Per approfondire potete scaricare:
Turismo e shadow economy – edizione settembre 2018 a cura di Federalberghi
Buongiorno Dott. Nucara,
detto che opero nel settore dell’extra-alberghiero classico (insomma b&b e affittacamere per intenderci) e non in quello della locazione breve o locazione turistica che dir si voglia, mi sento di dover fare alcune osservazioni su quanto da Lei riportato.
Naturalmente i miei commenti sono basati sull’esperienza italiana e romana in particolare, visto che all’estero vigono leggi diverse.
Premetto una cosa: sono solo 5 anni che sono nel settore, prima ero piuttosto un frequentatore di alberghi con quasi un centinaio di pernottamenti all’anno.

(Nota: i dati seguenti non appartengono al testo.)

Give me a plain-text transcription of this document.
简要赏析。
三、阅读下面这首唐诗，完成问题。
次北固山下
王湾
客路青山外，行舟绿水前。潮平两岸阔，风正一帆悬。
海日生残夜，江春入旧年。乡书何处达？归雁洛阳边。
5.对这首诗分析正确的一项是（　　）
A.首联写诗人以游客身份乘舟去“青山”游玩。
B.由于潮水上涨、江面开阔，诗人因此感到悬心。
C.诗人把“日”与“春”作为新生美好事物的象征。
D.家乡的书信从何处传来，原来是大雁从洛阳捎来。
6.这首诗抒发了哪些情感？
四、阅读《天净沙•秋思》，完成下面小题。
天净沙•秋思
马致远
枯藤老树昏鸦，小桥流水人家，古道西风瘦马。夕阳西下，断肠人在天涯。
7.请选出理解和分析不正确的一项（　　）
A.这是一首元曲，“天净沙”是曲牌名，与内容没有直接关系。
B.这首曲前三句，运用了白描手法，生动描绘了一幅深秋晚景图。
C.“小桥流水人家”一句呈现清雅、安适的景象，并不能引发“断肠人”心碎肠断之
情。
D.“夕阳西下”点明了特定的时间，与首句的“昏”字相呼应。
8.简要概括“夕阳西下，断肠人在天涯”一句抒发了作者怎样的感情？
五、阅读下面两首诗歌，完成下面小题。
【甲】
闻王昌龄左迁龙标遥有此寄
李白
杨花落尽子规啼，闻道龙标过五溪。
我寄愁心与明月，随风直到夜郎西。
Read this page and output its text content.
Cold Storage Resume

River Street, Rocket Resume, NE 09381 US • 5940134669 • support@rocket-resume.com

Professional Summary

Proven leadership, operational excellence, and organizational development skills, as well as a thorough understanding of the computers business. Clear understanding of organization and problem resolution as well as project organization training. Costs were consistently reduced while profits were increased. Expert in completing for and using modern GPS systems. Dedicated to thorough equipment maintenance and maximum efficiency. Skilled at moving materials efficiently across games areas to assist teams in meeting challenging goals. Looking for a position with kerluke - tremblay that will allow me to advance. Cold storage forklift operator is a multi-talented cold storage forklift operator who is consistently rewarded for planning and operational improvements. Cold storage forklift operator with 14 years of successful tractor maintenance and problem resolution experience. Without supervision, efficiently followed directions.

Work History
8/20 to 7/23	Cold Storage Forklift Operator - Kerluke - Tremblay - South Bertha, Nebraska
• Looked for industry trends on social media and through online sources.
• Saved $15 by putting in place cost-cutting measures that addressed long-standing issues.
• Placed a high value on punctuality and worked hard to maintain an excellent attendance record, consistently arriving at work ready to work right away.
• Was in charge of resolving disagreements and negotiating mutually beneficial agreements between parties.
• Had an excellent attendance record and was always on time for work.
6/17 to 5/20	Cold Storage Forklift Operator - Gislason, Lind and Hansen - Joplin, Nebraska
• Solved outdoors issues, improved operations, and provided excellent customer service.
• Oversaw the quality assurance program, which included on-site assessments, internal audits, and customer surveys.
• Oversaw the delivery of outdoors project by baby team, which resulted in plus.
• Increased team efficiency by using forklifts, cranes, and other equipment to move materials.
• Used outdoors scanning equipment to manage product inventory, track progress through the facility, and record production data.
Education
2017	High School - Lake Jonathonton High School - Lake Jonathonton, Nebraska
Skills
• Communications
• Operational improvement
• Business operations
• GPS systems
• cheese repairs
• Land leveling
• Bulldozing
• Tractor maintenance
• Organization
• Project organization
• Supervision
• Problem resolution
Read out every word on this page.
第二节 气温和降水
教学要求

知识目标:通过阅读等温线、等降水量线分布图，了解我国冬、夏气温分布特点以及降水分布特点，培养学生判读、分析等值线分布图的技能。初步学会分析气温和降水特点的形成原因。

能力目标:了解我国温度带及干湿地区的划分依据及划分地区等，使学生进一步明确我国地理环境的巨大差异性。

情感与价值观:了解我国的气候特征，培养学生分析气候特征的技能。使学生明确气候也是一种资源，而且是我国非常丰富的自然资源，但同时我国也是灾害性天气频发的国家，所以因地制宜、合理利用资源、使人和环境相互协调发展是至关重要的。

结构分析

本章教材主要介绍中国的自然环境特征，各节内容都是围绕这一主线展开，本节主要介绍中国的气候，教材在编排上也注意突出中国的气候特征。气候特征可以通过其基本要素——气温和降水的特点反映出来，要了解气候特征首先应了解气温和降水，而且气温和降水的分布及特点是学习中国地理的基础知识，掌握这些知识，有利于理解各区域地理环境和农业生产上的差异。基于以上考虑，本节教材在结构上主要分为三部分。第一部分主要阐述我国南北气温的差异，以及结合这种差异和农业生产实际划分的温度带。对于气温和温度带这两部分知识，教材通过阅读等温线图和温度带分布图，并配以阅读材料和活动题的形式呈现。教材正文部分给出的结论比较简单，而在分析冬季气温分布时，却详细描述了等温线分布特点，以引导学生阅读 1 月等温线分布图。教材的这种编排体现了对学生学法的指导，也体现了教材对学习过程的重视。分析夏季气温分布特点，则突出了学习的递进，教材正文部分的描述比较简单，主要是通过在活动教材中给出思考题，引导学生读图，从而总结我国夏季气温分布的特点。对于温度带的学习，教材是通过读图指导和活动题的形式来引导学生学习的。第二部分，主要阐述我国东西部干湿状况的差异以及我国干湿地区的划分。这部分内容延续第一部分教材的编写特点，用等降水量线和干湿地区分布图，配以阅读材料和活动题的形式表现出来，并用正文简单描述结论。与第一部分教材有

1) Inizio con il dire che attaccarsi alla questione della supposta evasione fiscale è sbagliato. Si tratta di una questione che attiene il singolo individuo e non una categoria nel suo complesso visto che spesso fenomeni di evasione ed elusione vengono riscontrati anche nel settore alberghiero. Per un certo periodo ho lavorato in una società di consulenza di direzione ed una pratica che veniva spesso suggerita agli alberghi era quella di pagare commissioni o imprecisati servizi a società appositamente costituite in qualche paese dove il fisco era meno pesante. Magari oggi i controlli incrociati rendono questa pratica meno facile, ma tant’è.
2) In secondo luogo il deflagrare del fenomeno delle locazioni brevi è stato anche conseguenza della guerra che il settore alberghiero ha fatto all’extra-alberghiero classico e che, qualche anno fa, ha portato all’emanazione di normative assurdamente restrittive e complesse, spesso poi bocciate dai TAR, e che hanno fatto riscoprire l’esistenza del contratto di locazione breve. A Roma b&b e affittacamere hanno circa 30000 posti letto contro i 100000 degli alberghi, e questo in una città dove, in certi periodi dell’anno, trovare un posto per dormire è impresa titanica, Le pare forse che fosse il caso di fare una tale guerra?
3) Il fenomeno delle locazioni brevi è strettamente legato ad Airbnb. Altre piattaforme non avevano avuto lo stesso successo. Non si tratta solo di facilità di utilizzo ma anche del fatto che Airbnb ha veicolato un concetto “di moda” ossia quello della sharing economy. Ma è, appunto, una moda. Considerando che nelle città, di queste si parla nel suo articolo, la gran parte dei viaggiatori per turismo sono coppie che stanno 2-3-4 giorni, la scelta dell’appartamento come luogo di soggiorno è contraria al concetto stesso di prendersi una pausa rispetto al quotidiano. Se lo fanno è perché gli viene veicolato uno stile di vita, quello Airbnb appunto, che è fuffa allo stato puro. Non crede che piuttoso che appellarsi a regolamenti e restrizioni sia molto meglio trasmettere ai potenziali ospiti il concetto che in albergo si troveranno meglio perché ci sarà qualcuno che si prenderà cura di loro? Nel mio piccolo è ciò che cerco di fare.